Senate debates

Wednesday, 12 May 2010

Matters of Public Importance

Rudd Labor Government

4:33 pm

Photo of David FeeneyDavid Feeney (Victoria, Australian Labor Party) Share this | Hansard source

The fact is that the opposition wants Australia to forget that they opposed our stimulus measures. Those opposite voted against our investments in infrastructure and against our schools building program. As we can now see very clearly, it was those projects that have served to preserve over 200,000 jobs and save thousands of small businesses from bankruptcy. If those opposite had had their way, unemployment would now be at eight or even 10 per cent, as was forecast when the crisis first struck and as is now the case in many comparable countries. The opposition criticises our stimulus spending but ignores the fact that 70 per cent of the government’s stimulus spending consisted of investments in infrastructure, projects that the previous government failed to fund because it was too busy wasting money on regional rorts and middle-class welfare for its own supporters. The Rudd government’s stimulus consisted of investment in roads, rail, ports and bridges—investments that will pay for themselves over the coming decades through higher productivity. As we can now see, it was that prompt response which kept this country out of recession, preserved Australian jobs and preserved Australian businesses.

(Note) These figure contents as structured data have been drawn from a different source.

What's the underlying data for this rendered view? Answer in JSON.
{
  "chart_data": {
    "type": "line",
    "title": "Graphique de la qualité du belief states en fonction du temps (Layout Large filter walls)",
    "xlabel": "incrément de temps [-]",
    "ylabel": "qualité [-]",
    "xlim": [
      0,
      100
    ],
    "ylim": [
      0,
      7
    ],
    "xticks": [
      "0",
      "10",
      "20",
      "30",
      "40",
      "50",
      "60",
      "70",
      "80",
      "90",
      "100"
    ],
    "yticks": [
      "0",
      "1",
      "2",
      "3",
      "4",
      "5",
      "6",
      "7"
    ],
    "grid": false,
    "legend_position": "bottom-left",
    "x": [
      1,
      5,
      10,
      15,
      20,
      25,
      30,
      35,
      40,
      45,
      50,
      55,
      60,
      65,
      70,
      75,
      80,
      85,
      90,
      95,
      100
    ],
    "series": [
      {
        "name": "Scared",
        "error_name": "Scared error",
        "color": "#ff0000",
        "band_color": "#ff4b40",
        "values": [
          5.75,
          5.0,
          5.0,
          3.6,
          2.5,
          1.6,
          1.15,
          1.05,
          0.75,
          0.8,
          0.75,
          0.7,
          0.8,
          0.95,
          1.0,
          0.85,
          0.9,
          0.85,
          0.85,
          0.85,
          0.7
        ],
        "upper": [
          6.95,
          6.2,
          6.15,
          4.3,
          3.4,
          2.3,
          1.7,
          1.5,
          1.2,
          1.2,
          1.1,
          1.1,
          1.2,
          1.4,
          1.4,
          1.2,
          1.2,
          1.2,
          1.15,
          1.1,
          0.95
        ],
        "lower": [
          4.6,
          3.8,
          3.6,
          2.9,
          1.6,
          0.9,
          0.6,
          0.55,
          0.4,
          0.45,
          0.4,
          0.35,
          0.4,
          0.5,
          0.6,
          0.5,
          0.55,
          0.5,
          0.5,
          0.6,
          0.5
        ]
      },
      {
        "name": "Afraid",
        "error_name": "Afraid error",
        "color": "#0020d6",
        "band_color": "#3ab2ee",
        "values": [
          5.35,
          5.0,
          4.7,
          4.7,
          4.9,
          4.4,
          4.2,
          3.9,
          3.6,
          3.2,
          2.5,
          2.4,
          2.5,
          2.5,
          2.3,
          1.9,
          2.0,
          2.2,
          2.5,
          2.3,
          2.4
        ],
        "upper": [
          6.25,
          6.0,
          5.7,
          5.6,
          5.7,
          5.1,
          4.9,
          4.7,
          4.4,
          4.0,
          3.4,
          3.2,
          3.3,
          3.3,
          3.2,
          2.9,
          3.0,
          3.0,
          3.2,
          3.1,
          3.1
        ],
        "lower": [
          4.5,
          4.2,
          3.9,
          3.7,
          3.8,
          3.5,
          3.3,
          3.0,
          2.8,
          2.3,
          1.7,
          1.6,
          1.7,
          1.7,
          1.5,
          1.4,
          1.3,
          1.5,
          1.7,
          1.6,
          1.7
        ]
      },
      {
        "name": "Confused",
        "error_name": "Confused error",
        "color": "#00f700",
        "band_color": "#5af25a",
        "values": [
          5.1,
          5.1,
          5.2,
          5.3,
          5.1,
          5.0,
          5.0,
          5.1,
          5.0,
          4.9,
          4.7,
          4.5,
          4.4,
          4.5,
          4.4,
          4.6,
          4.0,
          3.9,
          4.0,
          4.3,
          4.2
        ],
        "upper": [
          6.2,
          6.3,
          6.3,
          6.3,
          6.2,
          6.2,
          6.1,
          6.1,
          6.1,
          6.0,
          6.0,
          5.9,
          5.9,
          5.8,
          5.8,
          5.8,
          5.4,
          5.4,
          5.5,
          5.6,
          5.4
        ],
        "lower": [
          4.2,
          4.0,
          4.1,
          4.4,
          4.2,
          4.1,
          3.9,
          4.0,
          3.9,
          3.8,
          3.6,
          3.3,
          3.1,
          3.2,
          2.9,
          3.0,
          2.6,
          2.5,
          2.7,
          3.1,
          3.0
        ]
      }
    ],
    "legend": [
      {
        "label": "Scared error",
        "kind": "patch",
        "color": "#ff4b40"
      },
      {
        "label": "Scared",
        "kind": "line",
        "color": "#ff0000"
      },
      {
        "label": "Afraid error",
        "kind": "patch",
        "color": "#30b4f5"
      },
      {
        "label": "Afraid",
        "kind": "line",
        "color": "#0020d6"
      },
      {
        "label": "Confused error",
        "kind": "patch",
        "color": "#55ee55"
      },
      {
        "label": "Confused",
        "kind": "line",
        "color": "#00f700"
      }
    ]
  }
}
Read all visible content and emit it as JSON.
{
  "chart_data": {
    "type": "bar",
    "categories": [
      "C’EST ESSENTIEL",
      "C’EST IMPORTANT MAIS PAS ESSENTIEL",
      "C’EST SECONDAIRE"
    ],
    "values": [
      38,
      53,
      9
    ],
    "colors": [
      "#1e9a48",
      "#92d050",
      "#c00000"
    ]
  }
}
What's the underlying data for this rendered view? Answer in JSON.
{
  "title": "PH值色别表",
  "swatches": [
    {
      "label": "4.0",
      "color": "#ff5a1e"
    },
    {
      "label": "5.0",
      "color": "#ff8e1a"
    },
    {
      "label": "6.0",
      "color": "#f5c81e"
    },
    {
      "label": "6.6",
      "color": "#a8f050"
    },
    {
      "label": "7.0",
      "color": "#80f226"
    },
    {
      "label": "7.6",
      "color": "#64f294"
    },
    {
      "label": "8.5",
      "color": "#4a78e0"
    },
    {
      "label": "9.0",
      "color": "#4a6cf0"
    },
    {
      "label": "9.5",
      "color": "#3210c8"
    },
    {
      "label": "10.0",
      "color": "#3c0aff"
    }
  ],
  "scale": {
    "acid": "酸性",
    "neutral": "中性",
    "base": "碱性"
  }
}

Let us look at the allegation by the opposition that this is a high-taxing government. This assertion is just plain wrong. This government cut income tax in its first budget, as we said we would during the 2007 election campaign, and we have not increased income tax in subsequent budgets. At this budget, we are delivering the third instalment of those income tax cuts. This year’s cut is worth $450 a year for someone earning $50,000 a year. As Tim Colebatch pointed out in this morning’s Melbourne Age, income tax on individuals as a share of GDP is at a 40-year low. In this budget we are cutting company tax by two per cent, from 30 per cent to 28 per cent, to help give further assistance to Australian small businesses.

When one looks at the facts, when one looks at the history, one can see that those opposite are relying on tired slogans and stereotypes. It might suit them well. It might be comfortable for them to complain about the fact that Labor is the party of big government and big taxation, but the facts tell a very different story. The facts tell a story that when you were in office the rise of big government conservatism was in full flight. We had a Prime Minister who in an election speech spent $94 million a minute desperately paying off every single interest group he could lay his hands on. I am sure Senator Fifield, if he was ever struck with a bout of honesty, would be able to stand up in this place and tell us some hair-curling stories about a Treasurer who desperately tried to prevail on a Liberal Prime Minister to spend less, who desperately tried to prevail on John Howard to protect the Australian taxation base rather than fritter it away in his extravagant promises and in his orgy of pork-barrelling. These are the stories Senator Fifield could give us if he was so inclined and I would encourage him to do so.